Figure 5 - GLU has an amortizing NAV (morningstar.com)
Figure 6 compares the GLU fund against peer utility-focused CEFs like the Reaves Utility Income Fund ("UTG") and DNP Select Income Fund ("DNP") using my unbiased proprietary scorecard.
Comparing the funds on costs, the GLU fund is best, with a 1.37% expense ratio. It also has a low portfolio turnover of only 10%.
Figure 6 - GLU vs. peer funds (Author created with returns and risk from Morningstar and fund details and distribution from Seeking Alpha)
However, GLU lags behind peers in terms of historical returns. The difference is especially stark on longer-term time frames where the GLU fund has only generated 0.5% and 3.8% average annual returns on 5 and 10Yr basis while peers like UTG and DNP have returned 4.3%/8.9% and 8.1%/9.3% respectively.
GLU is also riskier in terms of having higher portfolio volatility and maximum drawdown.

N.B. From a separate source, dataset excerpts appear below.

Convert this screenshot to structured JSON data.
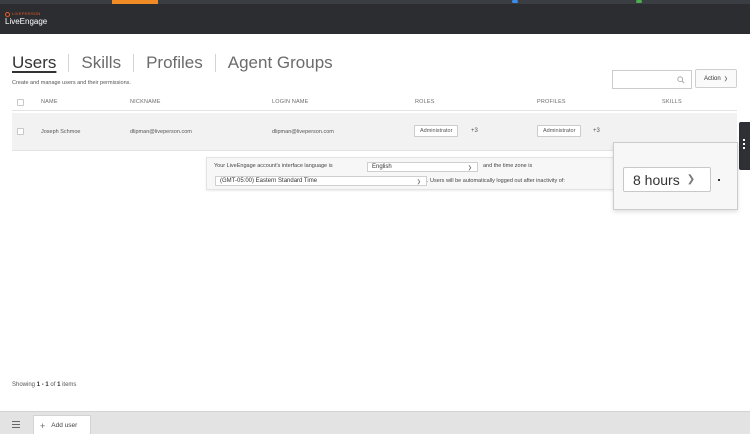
{
  "header": {
    "logo_small": "LIVEPERSON",
    "logo_text": "LiveEngage"
  },
  "tabs": [
    {
      "label": "Users"
    },
    {
      "label": "Skills"
    },
    {
      "label": "Profiles"
    },
    {
      "label": "Agent Groups"
    }
  ],
  "subtitle": "Create and manage users and their permissions.",
  "search": {
    "placeholder": "",
    "icon": "search-icon"
  },
  "action": {
    "label": "Action",
    "icon": "chevron-down-icon"
  },
  "table": {
    "columns": [
      "NAME",
      "NICKNAME",
      "LOGIN NAME",
      "ROLES",
      "PROFILES",
      "SKILLS"
    ],
    "rows": [
      {
        "name": "Joseph Schmoe",
        "nickname": "dlipman@liveperson.com",
        "login": "dlipman@liveperson.com",
        "role": "Administrator",
        "role_more": "+3",
        "profile": "Administrator",
        "profile_more": "+3"
      }
    ]
  },
  "language_panel": {
    "text_1": "Your LiveEngage account's interface language is",
    "language": "English",
    "text_2": "and the time zone is",
    "timezone": "(GMT-05:00) Eastern Standard Time",
    "text_3": ". Users will be automatically logged out after inactivity of:"
  },
  "hours": {
    "value": "8 hours"
  },
  "footer": {
    "showing_prefix": "Showing",
    "range": "1 - 1",
    "of": "of",
    "total": "1",
    "suffix": "items"
  },
  "bottom_bar": {
    "add_user_label": "Add user"
  },
  "colors": {
    "header_bg": "#2b2d31",
    "accent_orange": "#f15a24",
    "row_bg": "#f2f2f2",
    "bottom_bar_bg": "#e3e3e3"
  }
}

Finally, in terms of distribution yield, GLU has the lowest forward distribution yield and biggest returns to yield gap, which suggests its distribution rate is unsustainable.
Between the three funds analyzed, I believe the GLU fund is the least desirable, as historically it has performed the worst while having the highest volatility. It also has the most unsustainable distribution, as measured by the difference between its 5Yr average annual return and forward distribution yield.
The GLU fund from Gabelli focuses on income producing utilities and defensive equities. The fund appears to be an amortizing 'return of principal' fund that cannot earn its distribution. Compared to peer funds like UTG and DNP, the GLU has lower historical returns and higher volatility. I think investors are better served looking elsewhere.